I was able to buy a personal computer. I made a little money. I took a bunch of computer courses (MS Access, Advanced Excel, etc.) with the educational reimbursement allowance from Westinghouse. I got acquainted with the Internet.
And, eventually, Husband was laid off and we started a business together. But that’s another story for another book.
The Impact of Guidance: Lessons Learned
As I look back on this entire 3-chapter story arc–the single best illustration of the impact of Guidance on my life–there are a few lessons here:
The Creator’s timing is perfect.
Corollary: Trust the timing. Don’t rush it. Otherwise, you’ll get yourself all worked up for nothing.
Corollary: Don’t get your hopes up over non-specific words like “not much longer” from the Voice of the Infinite. The Infinite’s perspective on time is a little different than ours.
Life is a roller coaster.
Corollary: Sometimes it’s a long slog to get to the top of the lift hill. And then a long, fast drop on the other side.
Corollary: It’s more fun if you don’t hang on too tightly. Throw your hands up in the air and enjoy the ride. (Tip: Screaming is a great release.)
Corollary: Listening for Guidance is like sitting in the front seat. You’re in a better position to see what’s coming.
Holy Spirit is the ultimate guidance counselor.
Corollary: Spirit can help with priorities.

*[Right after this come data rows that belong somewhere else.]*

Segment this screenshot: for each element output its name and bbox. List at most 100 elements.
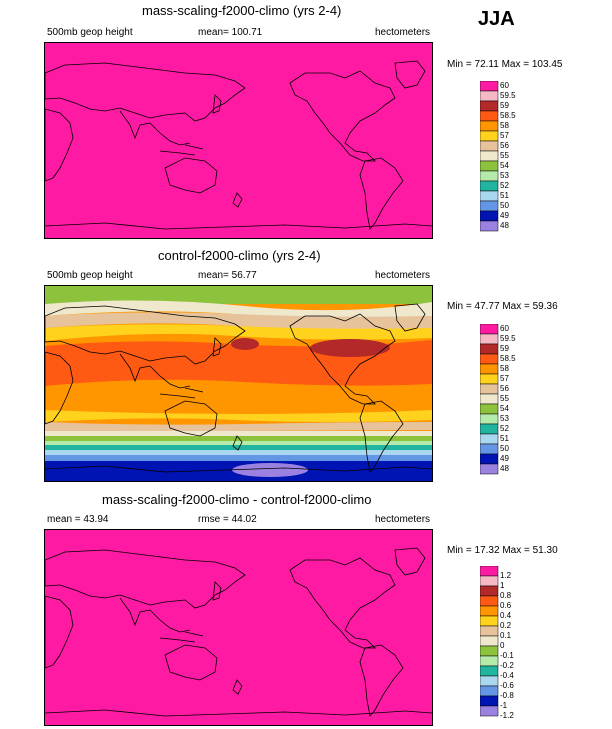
panel3-legend-label-0: 1.2 (500, 571, 512, 580)
panel3-legend-box-10 (480, 665, 499, 677)
panel1-legend-box-4 (480, 120, 499, 132)
panel1-legend-box-0 (480, 81, 499, 92)
panel1-legend-label-1: 59.5 (500, 91, 516, 100)
panel3-legend (480, 566, 499, 717)
panel2-coastlines (45, 303, 432, 473)
panel1-legend-label-2: 59 (500, 101, 509, 110)
panel2-legend-label-3: 58.5 (500, 354, 516, 363)
season-label: JJA (478, 8, 515, 30)
panel1-legend-box-12 (480, 200, 499, 212)
panel2-center-label: mean= 56.77 (198, 270, 257, 281)
panel2-title: control-f2000-climo (yrs 2-4) (158, 248, 321, 263)
panel1-left-label: 500mb geop height (47, 27, 133, 38)
panel1-legend-label-6: 56 (500, 141, 509, 150)
panel1-map (44, 42, 433, 239)
panel1-legend-box-14 (480, 220, 499, 232)
panel3-legend-label-10: -0.4 (500, 671, 514, 680)
panel2-legend-box-10 (480, 423, 499, 435)
panel1-legend-label-9: 53 (500, 171, 509, 180)
panel2-map (44, 285, 433, 482)
panel3-legend-box-7 (480, 635, 499, 647)
panel1-legend-label-3: 58.5 (500, 111, 516, 120)
high-59-atlantic (310, 339, 390, 357)
panel1-legend-label-12: 50 (500, 201, 509, 210)
panel2-legend-label-2: 59 (500, 344, 509, 353)
panel3-legend-box-4 (480, 605, 499, 617)
panel2-right-label: hectometers (375, 270, 431, 281)
panel1-legend-label-0: 60 (500, 81, 509, 90)
panel2-legend-label-10: 52 (500, 424, 509, 433)
panel2-legend-box-12 (480, 443, 499, 455)
panel2-minmax: Min = 47.77 Max = 59.36 (447, 301, 558, 312)
panel2-legend-box-4 (480, 363, 499, 375)
panel1-legend-box-6 (480, 140, 499, 152)
panel3-legend-label-7: 0 (500, 641, 505, 650)
panel2-legend-labels: 60 59.5 59 58.5 58 57 56 55 54 53 52 51 … (500, 324, 540, 477)
panel3-legend-label-12: -0.8 (500, 691, 514, 700)
panel1-right-label: hectometers (375, 27, 431, 38)
panel2-legend-box-6 (480, 383, 499, 395)
panel1-legend-box-13 (480, 210, 499, 222)
panel2-legend-label-13: 49 (500, 454, 509, 463)
panel3-legend-label-1: 1 (500, 581, 505, 590)
panel1-legend-box-9 (480, 170, 499, 182)
panel2-legend-label-0: 60 (500, 324, 509, 333)
panel1-legend-box-1 (480, 90, 499, 102)
panel3-legend-label-9: -0.2 (500, 661, 514, 670)
panel2-legend-box-9 (480, 413, 499, 425)
band-58 (45, 386, 432, 410)
panel3-minmax: Min = 17.32 Max = 51.30 (447, 545, 558, 556)
panel2-legend-label-12: 50 (500, 444, 509, 453)
panel3-map (44, 529, 433, 726)
high-59-pacific (231, 338, 259, 350)
panel3-legend-label-11: -0.6 (500, 681, 514, 690)
panel3-legend-box-14 (480, 705, 499, 717)
band-56-s (45, 422, 432, 432)
panel3-legend-box-3 (480, 595, 499, 607)
band-54 (45, 286, 432, 304)
panel3-legend-box-12 (480, 685, 499, 697)
panel3-legend-box-11 (480, 675, 499, 687)
panel1-legend-box-11 (480, 190, 499, 202)
panel1-legend-box-5 (480, 130, 499, 142)
panel2-legend-label-14: 48 (500, 464, 509, 473)
panel2-legend-label-1: 59.5 (500, 334, 516, 343)
panel1-title: mass-scaling-f2000-climo (yrs 2-4) (142, 3, 342, 18)
panel3-center-label: rmse = 44.02 (198, 514, 257, 525)
panel3-legend-label-13: -1 (500, 701, 508, 710)
panel1-legend-label-7: 55 (500, 151, 509, 160)
band-56 (45, 312, 432, 330)
panel3-legend-box-9 (480, 655, 499, 667)
panel3-legend-box-6 (480, 625, 499, 637)
panel2-legend-box-5 (480, 373, 499, 385)
panel1-legend-box-2 (480, 100, 499, 112)
panel2-legend-box-11 (480, 433, 499, 445)
panel1-legend-labels: 60 59.5 59 58.5 58 57 56 55 54 53 52 51 … (500, 81, 540, 234)
panel2-legend-label-7: 55 (500, 394, 509, 403)
panel3-legend-label-8: -0.1 (500, 651, 514, 660)
panel2-legend-box-8 (480, 403, 499, 415)
panel3-legend-box-13 (480, 695, 499, 707)
panel2-legend-box-13 (480, 453, 499, 465)
panel1-legend-label-14: 48 (500, 221, 509, 230)
panel2-field (45, 286, 432, 481)
panel1-legend-box-3 (480, 110, 499, 122)
band-57-s (45, 410, 432, 422)
band-53-s (45, 441, 432, 445)
panel3-legend-box-0 (480, 566, 499, 577)
panel3-legend-box-2 (480, 585, 499, 597)
panel3-legend-label-4: 0.4 (500, 611, 512, 620)
panel1-legend-label-5: 57 (500, 131, 509, 140)
band-54-s (45, 436, 432, 441)
panel2-legend-label-11: 51 (500, 434, 509, 443)
panel1-legend-box-10 (480, 180, 499, 192)
panel2-legend-box-0 (480, 324, 499, 335)
panel1-minmax: Min = 72.11 Max = 103.45 (447, 59, 563, 70)
panel2-legend-box-3 (480, 353, 499, 365)
panel3-legend-box-5 (480, 615, 499, 627)
band-50-s (45, 455, 432, 461)
panel1-legend-box-7 (480, 150, 499, 162)
panel2-legend-box-2 (480, 343, 499, 355)
panel3-legend-box-8 (480, 645, 499, 657)
panel2-legend-label-6: 56 (500, 384, 509, 393)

Corollary: Spirit knows things about you that you might not have noticed.
Corollary: Spirit won’t tell you what to do, but will point out things that make no sense for you.
And finally:
Listening for Guidance can change your life.
It has definitely changed mine.
Sharon: Thank you for this. Even when we come to understand that God is infinitely patient; He will not push us to do anything. He will speak guidance and conviction and teach us The Way, but we, His extremely proud and obstinate creation are free to do whatever we like. Thus, we often do not see His Grace until we are broken to the point of giving up. How often this has been my path. I churn and turn, trying to make the things happen that I think I need, only to beat myself to senselessness, till I finally give up, then BOOM!! He takes over and multiple miracles happen.
Being a former vocational counsellor, I loved your references to the Devine Career Counsellor. The analogy of the roller coaster is especially fitting. I appreciate your sharing so deeply about your journey with employment opportunities as people often talk about major life changes with out recognizing the diverse ways that spiritual guidance may influence choices. It is so true that major disruptions (like the roller coaster descent) are an integral part of change making.